William Threipland Baxter
This scholar and teacher of international renown wove together accounting, economics and business history in a long and influential career. William Threipland Baxter was born in Grimsby, England on July 27, 1906, where fishing dominated the local economy and engaged both his father and paternal grandfather. When he was but three years of age, his father died. After a few years, his mother moved to Edinburgh to be nearer her family and friends and to give her only child access to a better education. He attended George Watson's College which was noted for thorough instruction in English, Latin, and French grammar and a strict discipline maintained with the aid of a leather strap or "tawse."
Upon entering the University of Edinburgh, he earned the Bachelor of Commerce degree and the Chartered Accountant's credential simultaneously in five years and took particular pleasure in the university's debating societies. The CA preparation included an apprenticeship in the offices of the Scott-Moncrieff, Thomson and Shiells accounting firm in Edinburgh as well as a series of correspondence or "postal" courses and evening classes offered by the Edinburgh Society of Accountants. He passed his final examination for the B.Com in 1929 and joined the office of Graham, Smart and Annan in Edinburgh, Annan being the University professor of accounting. In the following year, he qualified as a Chartered Accountant and became a member of the Institute of Chartered Accountants of Scotland.
With Annan's encouragement, he applied for and won a Harkness Fellowship for two years of study in the United States beginning in the autumn of 1931. His studies began at the University of Pennsylvania, but an introduction to Norman Gras, Professor of Business History at Harvard, took him to Boston for a two-week visit that resulted in his transfer to Boston for the remainder of his stay to work on the papers and business records of John Hancock's family.
Finding accounting positions scarce when he returned to London in 1933, he continued his work on the Hancock project and attended classes at the London School of Economics. Here he sharpened his understanding of economics by attending lectures and seminars offered by Friedrich von Hayek, Lionel C. Robbins, and Sir Arnold Plant. In the autumn of the following year, he returned to Edinburgh to take a part-time lecturer position at the University of Edinburgh. During vacation periods, he returned to LSE for additional study. In 1937, he accepted a chair in accounting at the University of Cape Town in South Africa, where he remained for ten years working with stimulating colleagues that included W. H. Hutt and George Thirlby. Here he completed work on his Ph.D. from the University of Edinburgh. His doctoral thesis was titled The House of Hancock: Business in Boston, 1724-75, and it was published by Harvard University Press in 1945.

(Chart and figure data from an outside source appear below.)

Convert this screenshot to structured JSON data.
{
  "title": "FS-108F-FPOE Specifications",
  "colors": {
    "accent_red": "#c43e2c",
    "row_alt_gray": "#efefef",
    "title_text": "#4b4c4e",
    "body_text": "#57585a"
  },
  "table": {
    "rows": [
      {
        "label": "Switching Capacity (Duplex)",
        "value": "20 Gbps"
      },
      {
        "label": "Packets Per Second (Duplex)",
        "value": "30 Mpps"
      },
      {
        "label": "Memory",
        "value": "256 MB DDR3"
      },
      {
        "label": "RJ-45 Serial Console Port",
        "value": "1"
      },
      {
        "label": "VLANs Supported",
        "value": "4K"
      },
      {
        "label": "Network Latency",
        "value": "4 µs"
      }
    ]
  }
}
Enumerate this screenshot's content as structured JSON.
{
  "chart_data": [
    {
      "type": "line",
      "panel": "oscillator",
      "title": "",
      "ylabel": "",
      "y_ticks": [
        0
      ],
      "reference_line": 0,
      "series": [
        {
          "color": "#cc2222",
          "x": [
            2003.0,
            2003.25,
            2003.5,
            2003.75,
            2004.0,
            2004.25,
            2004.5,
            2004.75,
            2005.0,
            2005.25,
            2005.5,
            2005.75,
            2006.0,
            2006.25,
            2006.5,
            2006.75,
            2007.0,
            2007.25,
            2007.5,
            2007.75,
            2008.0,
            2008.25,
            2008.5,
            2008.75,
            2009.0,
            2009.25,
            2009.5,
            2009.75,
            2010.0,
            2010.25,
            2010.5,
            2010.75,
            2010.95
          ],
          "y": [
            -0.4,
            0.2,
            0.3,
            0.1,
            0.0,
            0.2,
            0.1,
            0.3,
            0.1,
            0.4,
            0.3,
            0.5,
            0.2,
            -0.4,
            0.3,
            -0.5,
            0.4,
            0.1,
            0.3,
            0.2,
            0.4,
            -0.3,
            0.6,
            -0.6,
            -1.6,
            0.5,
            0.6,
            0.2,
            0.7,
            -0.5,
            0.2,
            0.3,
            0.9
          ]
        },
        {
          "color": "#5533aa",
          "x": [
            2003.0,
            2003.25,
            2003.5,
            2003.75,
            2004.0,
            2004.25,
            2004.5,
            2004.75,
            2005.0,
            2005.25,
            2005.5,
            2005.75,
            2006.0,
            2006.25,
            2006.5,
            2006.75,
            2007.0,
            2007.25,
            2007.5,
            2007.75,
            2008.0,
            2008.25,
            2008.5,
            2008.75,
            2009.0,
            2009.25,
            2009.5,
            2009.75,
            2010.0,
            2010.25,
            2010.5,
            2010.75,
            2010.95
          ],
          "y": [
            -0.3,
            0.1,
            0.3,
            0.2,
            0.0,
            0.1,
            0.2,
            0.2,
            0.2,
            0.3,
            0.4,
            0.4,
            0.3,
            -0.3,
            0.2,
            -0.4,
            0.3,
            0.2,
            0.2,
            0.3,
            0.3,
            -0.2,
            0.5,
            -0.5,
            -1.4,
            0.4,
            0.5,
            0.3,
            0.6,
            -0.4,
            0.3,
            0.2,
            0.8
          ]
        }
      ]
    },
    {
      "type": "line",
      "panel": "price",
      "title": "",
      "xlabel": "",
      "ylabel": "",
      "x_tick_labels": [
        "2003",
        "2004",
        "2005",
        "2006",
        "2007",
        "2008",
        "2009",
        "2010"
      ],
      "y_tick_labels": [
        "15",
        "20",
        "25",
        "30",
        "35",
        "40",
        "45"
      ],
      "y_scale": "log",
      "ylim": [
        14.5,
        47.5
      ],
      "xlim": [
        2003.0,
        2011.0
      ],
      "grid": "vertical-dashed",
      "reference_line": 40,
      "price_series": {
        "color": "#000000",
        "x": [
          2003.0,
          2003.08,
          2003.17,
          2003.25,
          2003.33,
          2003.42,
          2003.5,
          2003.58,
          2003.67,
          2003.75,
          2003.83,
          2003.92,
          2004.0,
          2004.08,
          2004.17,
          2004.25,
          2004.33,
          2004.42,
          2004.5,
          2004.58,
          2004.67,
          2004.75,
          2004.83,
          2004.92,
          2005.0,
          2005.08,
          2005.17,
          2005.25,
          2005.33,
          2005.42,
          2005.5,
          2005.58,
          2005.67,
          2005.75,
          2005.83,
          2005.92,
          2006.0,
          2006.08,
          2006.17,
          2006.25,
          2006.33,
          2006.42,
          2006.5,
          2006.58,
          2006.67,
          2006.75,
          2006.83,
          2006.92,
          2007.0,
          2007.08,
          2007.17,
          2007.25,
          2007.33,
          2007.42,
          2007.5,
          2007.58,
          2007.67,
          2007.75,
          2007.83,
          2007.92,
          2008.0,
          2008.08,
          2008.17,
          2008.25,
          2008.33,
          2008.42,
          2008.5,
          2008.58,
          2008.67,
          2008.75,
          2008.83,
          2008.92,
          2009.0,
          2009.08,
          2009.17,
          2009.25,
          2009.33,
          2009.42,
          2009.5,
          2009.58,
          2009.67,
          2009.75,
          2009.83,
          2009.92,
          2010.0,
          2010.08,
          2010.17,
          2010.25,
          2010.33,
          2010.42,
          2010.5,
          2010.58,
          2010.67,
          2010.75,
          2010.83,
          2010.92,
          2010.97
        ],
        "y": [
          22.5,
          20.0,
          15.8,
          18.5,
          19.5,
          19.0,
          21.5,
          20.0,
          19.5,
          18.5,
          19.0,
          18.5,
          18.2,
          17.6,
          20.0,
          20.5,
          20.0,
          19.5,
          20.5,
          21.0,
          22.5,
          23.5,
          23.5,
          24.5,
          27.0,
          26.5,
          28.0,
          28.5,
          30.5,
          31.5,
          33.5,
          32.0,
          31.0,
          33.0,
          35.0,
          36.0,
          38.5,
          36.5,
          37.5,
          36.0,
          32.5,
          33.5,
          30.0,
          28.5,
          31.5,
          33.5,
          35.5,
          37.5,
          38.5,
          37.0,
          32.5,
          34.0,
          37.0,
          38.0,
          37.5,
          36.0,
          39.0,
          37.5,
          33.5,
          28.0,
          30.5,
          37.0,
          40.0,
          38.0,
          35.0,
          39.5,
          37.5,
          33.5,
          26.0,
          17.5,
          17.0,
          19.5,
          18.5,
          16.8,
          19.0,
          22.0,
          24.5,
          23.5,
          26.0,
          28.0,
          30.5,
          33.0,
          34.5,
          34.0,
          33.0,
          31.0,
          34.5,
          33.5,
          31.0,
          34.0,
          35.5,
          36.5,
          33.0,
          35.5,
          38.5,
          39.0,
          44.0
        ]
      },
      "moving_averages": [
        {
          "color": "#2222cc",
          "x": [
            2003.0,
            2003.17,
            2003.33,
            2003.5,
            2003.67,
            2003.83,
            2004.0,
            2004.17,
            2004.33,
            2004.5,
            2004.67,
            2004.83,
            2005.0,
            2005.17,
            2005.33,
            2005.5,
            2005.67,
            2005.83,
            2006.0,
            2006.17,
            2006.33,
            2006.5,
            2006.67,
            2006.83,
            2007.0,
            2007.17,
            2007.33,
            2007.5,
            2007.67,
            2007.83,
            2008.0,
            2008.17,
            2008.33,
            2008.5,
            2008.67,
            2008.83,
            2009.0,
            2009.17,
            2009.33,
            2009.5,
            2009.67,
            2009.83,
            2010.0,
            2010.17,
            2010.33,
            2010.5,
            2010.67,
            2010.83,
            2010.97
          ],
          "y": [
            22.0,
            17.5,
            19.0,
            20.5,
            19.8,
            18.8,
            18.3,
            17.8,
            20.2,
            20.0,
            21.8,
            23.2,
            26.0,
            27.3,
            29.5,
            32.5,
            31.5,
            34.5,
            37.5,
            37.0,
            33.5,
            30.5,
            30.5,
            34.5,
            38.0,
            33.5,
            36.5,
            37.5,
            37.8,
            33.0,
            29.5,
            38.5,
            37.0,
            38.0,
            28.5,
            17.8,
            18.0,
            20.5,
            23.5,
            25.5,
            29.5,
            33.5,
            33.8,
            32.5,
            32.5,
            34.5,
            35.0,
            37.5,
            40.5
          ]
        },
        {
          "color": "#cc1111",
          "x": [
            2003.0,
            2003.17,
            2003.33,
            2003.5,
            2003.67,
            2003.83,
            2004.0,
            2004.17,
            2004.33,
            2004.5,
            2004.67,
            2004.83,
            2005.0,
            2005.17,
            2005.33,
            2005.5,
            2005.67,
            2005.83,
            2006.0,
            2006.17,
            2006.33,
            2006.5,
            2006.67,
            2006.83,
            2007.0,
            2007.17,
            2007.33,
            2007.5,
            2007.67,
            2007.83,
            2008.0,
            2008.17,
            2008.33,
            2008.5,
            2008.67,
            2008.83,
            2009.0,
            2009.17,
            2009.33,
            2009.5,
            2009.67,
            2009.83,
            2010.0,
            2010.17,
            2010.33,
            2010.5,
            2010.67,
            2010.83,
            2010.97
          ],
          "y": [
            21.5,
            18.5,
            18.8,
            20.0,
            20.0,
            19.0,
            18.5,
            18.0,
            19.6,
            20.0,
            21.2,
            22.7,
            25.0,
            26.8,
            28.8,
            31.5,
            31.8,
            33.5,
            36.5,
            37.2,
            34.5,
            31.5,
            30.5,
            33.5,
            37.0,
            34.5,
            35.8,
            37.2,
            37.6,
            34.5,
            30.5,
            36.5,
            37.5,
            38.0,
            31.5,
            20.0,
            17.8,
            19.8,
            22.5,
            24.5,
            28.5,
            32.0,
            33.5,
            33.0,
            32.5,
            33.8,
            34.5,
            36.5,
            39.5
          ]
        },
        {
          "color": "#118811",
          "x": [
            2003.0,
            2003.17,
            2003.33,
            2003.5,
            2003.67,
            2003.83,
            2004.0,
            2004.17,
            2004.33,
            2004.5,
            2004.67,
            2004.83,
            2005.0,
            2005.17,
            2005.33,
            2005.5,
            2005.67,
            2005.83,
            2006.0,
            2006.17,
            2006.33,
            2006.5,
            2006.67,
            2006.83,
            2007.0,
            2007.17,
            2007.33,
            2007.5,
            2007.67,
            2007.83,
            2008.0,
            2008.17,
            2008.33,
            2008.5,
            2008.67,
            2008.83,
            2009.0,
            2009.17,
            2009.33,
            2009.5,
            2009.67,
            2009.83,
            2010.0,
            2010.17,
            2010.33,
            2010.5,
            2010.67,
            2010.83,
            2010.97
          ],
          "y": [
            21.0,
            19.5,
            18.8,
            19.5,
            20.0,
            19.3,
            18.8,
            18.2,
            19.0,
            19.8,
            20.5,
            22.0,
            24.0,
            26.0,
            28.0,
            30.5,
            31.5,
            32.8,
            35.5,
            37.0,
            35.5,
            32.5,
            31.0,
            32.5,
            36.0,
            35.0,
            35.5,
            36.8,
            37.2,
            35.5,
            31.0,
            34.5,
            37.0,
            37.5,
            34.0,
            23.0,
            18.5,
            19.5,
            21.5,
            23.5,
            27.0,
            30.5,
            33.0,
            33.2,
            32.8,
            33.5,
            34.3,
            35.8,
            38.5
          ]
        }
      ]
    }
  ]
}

In 1947, he returned to a professorship at LSE where his accounting colleagues included David Solomons, Harold Edey and Jack Kitchen. Here he met and worked with many distinguished visiting professors including Philip Bell, James Bonbright, and Sidney Davidson. In 1958, at Bonbright's invitation, he returned to the U.S. as a visiting professor at Columbia University. In the years that followed, he came to the U.S. for visiting professorships at Baruch College, CUNY (1978-79 and 1982-83) and traveled for shorter periods to the universities in Lagos, Jamaica, Singapore, Australia, and Japan.
His exceptional record of published work included some ten books and monographs and over 75 articles in academic and professional journals. His book titled Depreciation was published in 1971, Accounting Values and Inflation in 1975, and the influential collection of papers titled Studies in Accounting Theory, edited with Sidney Davidson of the University of Chicago, was published in 1962. His published papers cover topics ranging from accounting history to depreciation accounting, asset valuation and professional issues. He skillfully addressed both academic and professional audiences and did not shrink from controversy. For example, one provocative paper published in 1981 questioned the substitution of cut-and-dried accounting standards for thoughtful professional judgment. He was also a member of the first editorial board of the Journal of Accounting Research which initially was published jointly by LSE and the University of Chicago beginning in 1963.
A much respected teacher, he wrought numerous innovations in the accounting curriculum at LSE and influenced countless graduates of the school. Colleagues and former students honored him on the occasion of his retirement from LSE in 1973 with the publication of a collection of papers titled Debits, Credits, Finance and Profits, edited by Harold Edey and Basil Yamey. A further festschrift was presented to him in 1996 on the occasion of his 90 th birthday, titled Essays in Accounting Thought: A Tribute to W. T. Baxter, edited by Irvine Lapsley. Following his retirement, he has continued to write and publish, including a body of work on inflation accounting stemming from extended studies in South America. In 2004, he published a paper in the Accounting Historians Journal.
His many honors and awards included four honorary doctorates and designation as an Honorary Fellow of both the London School of Economics and the University of Edinburgh . He and his wife resided in London. He was the seventy-seventh member of the Accounting Hall of Fame. William Threipland Baxter died on June 8, 2006 at age 99.